NEWMAN - An innovative project being developed by the city will transform property just east of Newman into a conservation area which naturally filters and cleans storm drain flows while offering outdoor education and recreational opportunities.

The City Council recently approved an expenditure of up to $85,000 to complete environmental studies which will accompany a master plan on the projects.

The city has purchased a 78-acre parcel at southeast corner of Canal School Road and Inyo Avenue as well as a nearby 24-acre parcel located northeast of Brazo Road for the planned Newman Community Conservation Area. Local government is applying for a $6.5 million to $7 million grant to proceed with the first phase of the overall project, construction of a 21-acre wetland complex in the 78-acre parcel which will treat storm drain and dry season runoff from the city and surrounding ag lands.

“This is going to be a tremendous asset to the community,” City Manager Michael Holland said of the project. Not only will the project help the city clean its storm drain flow, he told the council, it will provide residents an abundance of outdoor recreational and educational opportunities.

He outlined the four projects which comprise the conservation area. They include:

• Creation of the Newman Environmental Wetland System, which creates a natural filter to clean storm drain flow before it reaches the Newman Wasteway and, ultimately, the San Joaquin River.
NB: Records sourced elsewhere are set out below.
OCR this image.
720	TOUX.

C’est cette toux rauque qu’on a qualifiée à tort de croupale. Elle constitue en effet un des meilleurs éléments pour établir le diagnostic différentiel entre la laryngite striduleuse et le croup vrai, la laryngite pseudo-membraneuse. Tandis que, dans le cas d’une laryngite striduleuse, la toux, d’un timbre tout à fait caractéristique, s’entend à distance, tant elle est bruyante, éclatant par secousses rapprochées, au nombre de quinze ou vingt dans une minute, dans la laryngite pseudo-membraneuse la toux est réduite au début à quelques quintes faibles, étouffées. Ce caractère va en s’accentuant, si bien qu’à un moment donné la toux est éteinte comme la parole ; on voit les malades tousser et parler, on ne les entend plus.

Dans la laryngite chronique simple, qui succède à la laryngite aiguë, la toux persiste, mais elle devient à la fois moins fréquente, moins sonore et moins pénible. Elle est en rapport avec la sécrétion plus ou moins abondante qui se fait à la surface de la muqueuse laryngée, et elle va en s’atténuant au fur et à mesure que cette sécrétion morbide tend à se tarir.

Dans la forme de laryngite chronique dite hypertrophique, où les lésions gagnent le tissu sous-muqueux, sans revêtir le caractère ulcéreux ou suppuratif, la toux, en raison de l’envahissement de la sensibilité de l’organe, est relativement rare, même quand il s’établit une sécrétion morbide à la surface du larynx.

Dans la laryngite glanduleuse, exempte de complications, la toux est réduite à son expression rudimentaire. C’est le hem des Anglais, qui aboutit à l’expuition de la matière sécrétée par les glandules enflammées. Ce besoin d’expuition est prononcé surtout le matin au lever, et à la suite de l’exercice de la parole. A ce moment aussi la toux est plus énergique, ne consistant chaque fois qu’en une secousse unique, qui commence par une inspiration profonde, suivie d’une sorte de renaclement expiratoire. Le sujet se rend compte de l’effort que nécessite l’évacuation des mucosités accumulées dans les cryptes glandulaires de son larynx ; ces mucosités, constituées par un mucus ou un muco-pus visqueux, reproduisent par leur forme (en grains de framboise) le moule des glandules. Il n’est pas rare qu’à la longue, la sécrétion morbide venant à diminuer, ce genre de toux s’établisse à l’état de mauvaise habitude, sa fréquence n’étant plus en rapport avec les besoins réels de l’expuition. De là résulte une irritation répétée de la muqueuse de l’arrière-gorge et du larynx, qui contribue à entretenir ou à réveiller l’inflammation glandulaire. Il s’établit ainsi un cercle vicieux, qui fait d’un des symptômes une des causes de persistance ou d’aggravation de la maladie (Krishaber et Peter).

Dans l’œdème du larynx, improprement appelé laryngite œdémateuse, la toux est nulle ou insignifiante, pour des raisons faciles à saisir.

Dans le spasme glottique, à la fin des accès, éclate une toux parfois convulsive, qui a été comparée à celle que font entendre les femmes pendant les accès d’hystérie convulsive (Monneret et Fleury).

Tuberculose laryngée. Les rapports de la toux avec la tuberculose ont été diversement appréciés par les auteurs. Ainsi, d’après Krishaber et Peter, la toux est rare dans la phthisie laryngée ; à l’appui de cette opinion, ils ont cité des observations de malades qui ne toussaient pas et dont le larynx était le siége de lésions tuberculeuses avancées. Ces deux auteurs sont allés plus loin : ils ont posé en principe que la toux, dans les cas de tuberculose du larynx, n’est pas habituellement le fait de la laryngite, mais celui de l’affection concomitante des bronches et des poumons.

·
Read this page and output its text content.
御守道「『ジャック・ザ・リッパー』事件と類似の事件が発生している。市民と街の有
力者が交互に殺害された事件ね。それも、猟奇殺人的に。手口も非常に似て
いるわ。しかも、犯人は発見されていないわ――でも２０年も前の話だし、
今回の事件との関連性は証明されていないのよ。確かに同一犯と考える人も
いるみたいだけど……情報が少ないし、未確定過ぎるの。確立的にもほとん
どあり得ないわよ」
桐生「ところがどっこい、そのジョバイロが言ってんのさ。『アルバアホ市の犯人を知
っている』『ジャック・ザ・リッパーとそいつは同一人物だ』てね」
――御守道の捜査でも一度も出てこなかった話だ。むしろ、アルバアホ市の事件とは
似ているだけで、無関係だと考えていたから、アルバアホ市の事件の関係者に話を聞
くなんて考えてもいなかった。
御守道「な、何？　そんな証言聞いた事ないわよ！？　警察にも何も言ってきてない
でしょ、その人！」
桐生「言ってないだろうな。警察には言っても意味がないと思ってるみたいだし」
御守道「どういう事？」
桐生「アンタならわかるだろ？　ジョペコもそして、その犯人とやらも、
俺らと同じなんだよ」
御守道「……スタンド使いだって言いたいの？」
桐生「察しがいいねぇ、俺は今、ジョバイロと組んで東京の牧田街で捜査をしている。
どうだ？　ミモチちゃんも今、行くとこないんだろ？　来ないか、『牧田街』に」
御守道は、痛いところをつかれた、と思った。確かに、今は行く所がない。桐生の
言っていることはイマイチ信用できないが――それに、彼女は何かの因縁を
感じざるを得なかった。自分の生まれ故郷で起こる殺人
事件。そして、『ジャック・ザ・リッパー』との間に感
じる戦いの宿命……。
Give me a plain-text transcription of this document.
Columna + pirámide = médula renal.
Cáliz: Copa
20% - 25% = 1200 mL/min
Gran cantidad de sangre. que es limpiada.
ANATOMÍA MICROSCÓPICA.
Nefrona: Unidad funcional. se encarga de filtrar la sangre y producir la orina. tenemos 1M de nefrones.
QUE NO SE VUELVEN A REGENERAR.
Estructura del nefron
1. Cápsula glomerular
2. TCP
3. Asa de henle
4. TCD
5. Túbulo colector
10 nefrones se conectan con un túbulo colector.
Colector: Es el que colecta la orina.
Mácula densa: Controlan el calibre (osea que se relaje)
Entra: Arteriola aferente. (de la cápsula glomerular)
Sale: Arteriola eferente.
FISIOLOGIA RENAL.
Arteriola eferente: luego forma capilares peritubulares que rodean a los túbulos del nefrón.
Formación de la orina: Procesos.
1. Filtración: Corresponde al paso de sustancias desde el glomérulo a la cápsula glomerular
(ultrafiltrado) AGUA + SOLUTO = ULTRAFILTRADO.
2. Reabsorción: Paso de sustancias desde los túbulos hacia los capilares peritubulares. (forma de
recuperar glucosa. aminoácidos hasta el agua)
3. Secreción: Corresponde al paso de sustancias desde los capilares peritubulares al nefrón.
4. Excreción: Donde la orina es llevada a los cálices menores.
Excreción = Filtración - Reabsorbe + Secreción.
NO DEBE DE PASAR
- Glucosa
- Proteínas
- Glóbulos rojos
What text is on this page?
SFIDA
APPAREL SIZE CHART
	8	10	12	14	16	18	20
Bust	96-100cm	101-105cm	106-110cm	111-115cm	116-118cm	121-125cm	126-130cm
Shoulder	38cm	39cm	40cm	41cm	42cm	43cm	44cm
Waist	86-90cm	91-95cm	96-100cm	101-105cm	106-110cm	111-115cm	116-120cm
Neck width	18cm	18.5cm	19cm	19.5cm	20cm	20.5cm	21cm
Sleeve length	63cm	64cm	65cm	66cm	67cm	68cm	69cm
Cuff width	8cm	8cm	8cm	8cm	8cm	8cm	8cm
That is located in the northwest portion of the 78-acre parcel.

• Development of a 10-acre seasonal wetlands, riparian and grassland restoration project in the southeast portion of the 78-acre parcel and extending into the central portion and extending into center of the smaller parcel.

• In the southwest portion of the 78-acre parcel, construction of up to 10 acres of wetlands being planned in collaboration with UC Merced to treat water from the Miller Ditch and agricultural tail water.

• Development of a community gathering area, outdoor classroom areas, and native plant, rain-wise garden and low impact development demonstration areas in the southeastern most portion of the 78-acre parcel.

A network of unpaved trails with interpretive signage will extend throughout the complex and tie the projects together.

While the pending grant application is only for the initial wetlands construction, Holland explained, the master plan and environmental work encompass the project as a whole.

“We are doing a master plan that talks about each of the projects, and then the (environmental review) for the entire thing at one time,” he said.

Given the merits of the project and because the state has already shown its support for the concept, Holland said, he is optimistic that the city’s grant application for the first phase of wetlands development will be approved.

Letters of support have been received from both UC Merced and Merced County, he noted.

The project, Holland reflected, is innovative.

“This is a project that has not been done in the inland area of the Central Valley. I think a lot of people are excited about that. This site is feasible, and it will work,” he told Mattos Newspapers. “This is a first. It is really big for us.”